The gap between the Championship and Premier League is supposed to be a gaping chasm, yet in the space of a couple of months, Regis Le Bris and his players have demolished the notion that it is impossible to feel at home in the top-flight in your first season.
Yes, the fixture list might have been relatively kind. But to have 14 points from the opening eight matches, with three wins and a draw from the opening four home games, is still a remarkable achievement, setting Sunderland up perfectly for the challenges that lie ahead.
It is a result of many things, not least the coaching ability of Le Bris and the quality of the side that had been assembled in the Championship, but it is impossible to reflect on the strength of Sunderland’s start and not be wowed by the quality of the club’s recruitment this summer. Already, we can safely say it was exceptional.
Sunderland’s recruitment team knew what they wanted in the summer, and they got it. They wanted additional quality. Le Bris, in particular, demanded a certain type of character, willing to buy in to the sense of togetherness and common purpose that had been engendered in the second tier. Crucially, there was also an acknowledgement that if the Black Cats were going to survive in the top-flight, they needed physicality, power and athleticism.
Sunderland signed quality footballers in the summer window, but they also assembled an impressive collection of athletes. Omar Alderete and Nordi Mukiele tower over pretty much everyone they come up against. Granit Xhaka is a supreme playmaker, but he also knows how to handle himself. Remember those days in League One when Sunderland’s creative playmakers would turn up at somewhere like Accrington and be knocked sideways within the first minute? That’s not going to happen anymore.

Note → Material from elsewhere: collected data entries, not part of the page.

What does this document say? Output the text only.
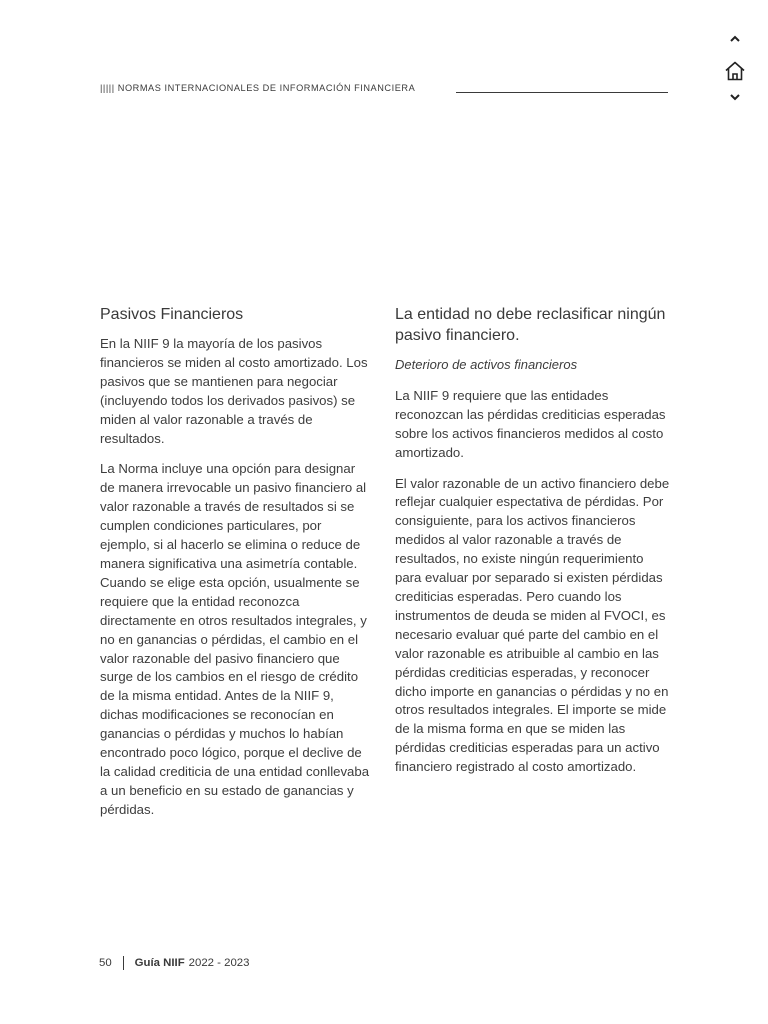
||||| NORMAS INTERNACIONALES DE INFORMACIÓN FINANCIERA
Pasivos Financieros

En la NIIF 9 la mayoría de los pasivos financieros se miden al costo amortizado. Los pasivos que se mantienen para negociar (incluyendo todos los derivados pasivos) se miden al valor razonable a través de resultados.

La Norma incluye una opción para designar de manera irrevocable un pasivo financiero al valor razonable a través de resultados si se cumplen condiciones particulares, por ejemplo, si al hacerlo se elimina o reduce de manera significativa una asimetría contable. Cuando se elige esta opción, usualmente se requiere que la entidad reconozca directamente en otros resultados integrales, y no en ganancias o pérdidas, el cambio en el valor razonable del pasivo financiero que surge de los cambios en el riesgo de crédito de la misma entidad. Antes de la NIIF 9, dichas modificaciones se reconocían en ganancias o pérdidas y muchos lo habían encontrado poco lógico, porque el declive de la calidad crediticia de una entidad conllevaba a un beneficio en su estado de ganancias y pérdidas.

La entidad no debe reclasificar ningún pasivo financiero.

Deterioro de activos financieros

La NIIF 9 requiere que las entidades reconozcan las pérdidas crediticias esperadas sobre los activos financieros medidos al costo amortizado.

El valor razonable de un activo financiero debe reflejar cualquier espectativa de pérdidas. Por consiguiente, para los activos financieros medidos al valor razonable a través de resultados, no existe ningún requerimiento para evaluar por separado si existen pérdidas crediticias esperadas. Pero cuando los instrumentos de deuda se miden al FVOCI, es necesario evaluar qué parte del cambio en el valor razonable es atribuible al cambio en las pérdidas crediticias esperadas, y reconocer dicho importe en ganancias o pérdidas y no en otros resultados integrales. El importe se mide de la misma forma en que se miden las pérdidas crediticias esperadas para un activo financiero registrado al costo amortizado.

50 Guía NIIF 2022 - 2023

Instead, you get what we saw on Saturday as Wolves, supposedly one of the Premier League’s most physical sides, were completely unable to cope with the intensity and power of Sunderland’s play. For a 15-minute spell in the first half, as Mukiele delivered a series of long throws and the Black Cats’ players pinned their opponents back into their defensive third, it felt like men against boys. For once, though, it was not the latter wearing red-and-white.

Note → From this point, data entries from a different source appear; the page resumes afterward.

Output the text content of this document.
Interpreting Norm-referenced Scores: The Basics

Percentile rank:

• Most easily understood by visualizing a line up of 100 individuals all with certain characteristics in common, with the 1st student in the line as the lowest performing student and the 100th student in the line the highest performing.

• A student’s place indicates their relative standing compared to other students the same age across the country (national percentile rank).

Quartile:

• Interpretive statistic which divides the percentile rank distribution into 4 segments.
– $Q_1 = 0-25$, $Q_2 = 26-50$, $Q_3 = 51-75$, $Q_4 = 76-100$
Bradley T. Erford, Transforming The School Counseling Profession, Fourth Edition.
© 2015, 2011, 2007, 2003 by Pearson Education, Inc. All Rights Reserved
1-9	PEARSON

“It was an important criteria during the transfer window,” admitted Le Bris, whose side climbed to seventh in the table with Saturday’s win. “We wanted to add physicality, the ability to run and the ability to be good in the air.
“This league is really tough, especially on set-pieces, so if you are not dominant or at least at the same level as your opponents, you will struggle. If you look at something like long throw-ins, then we have the opportunity to be dangerous now.”
That athleticism and physicality doesn’t just extend to the players that were signed in the summer. Enzo Le Fee might be a masterful technician, but on Saturday, he willingly ran himself into the ground to shackle Wolves’ creative midfielders and help protect those playing around him. Chris Rigg was a stick-thin 15-year-old when he broke into the first team. Now, while still just 18, he is a bulked-out physical exemplar, more than capable of handling himself amid the relentlessness of life in the Premier League.
“You have no choice, you have to be like that,” said Le Bris. “You have to run, defend, because you are playing for your life on the pitch. We had two sides to our game. The first was really good with the ball, really positive. The second was about defending together, and showing character and desire to protect the goal. We showed both, which is really positive.”
Most of Sunderland’s front-foot play was on display during the first half, when the intensity of their performance was too much for a Wolves side who remain winless, and seemingly destined for a season-long battle against the drop.
They opened the scoring when Mukiele played a wonderful one-two with Trai Hume before squeezing the ball through Sam Johnstone’s legs, and almost doubled their lead when Hume headed against the post after Dan Ballard flicked on a long throw.
Wolves rallied in the second half, but with Ballard and Omar Alderete winning headers and producing blocks, Robin Roefs was not really threatened.
Instead, it was Sunderland that settled things with their second goal in stoppage time. Chemsdine Talbi broke on the counter-attack, and when he tried to find his fellow substitute, Eliezer Mayenda, Ladislav Krejci slid the ball into his own net.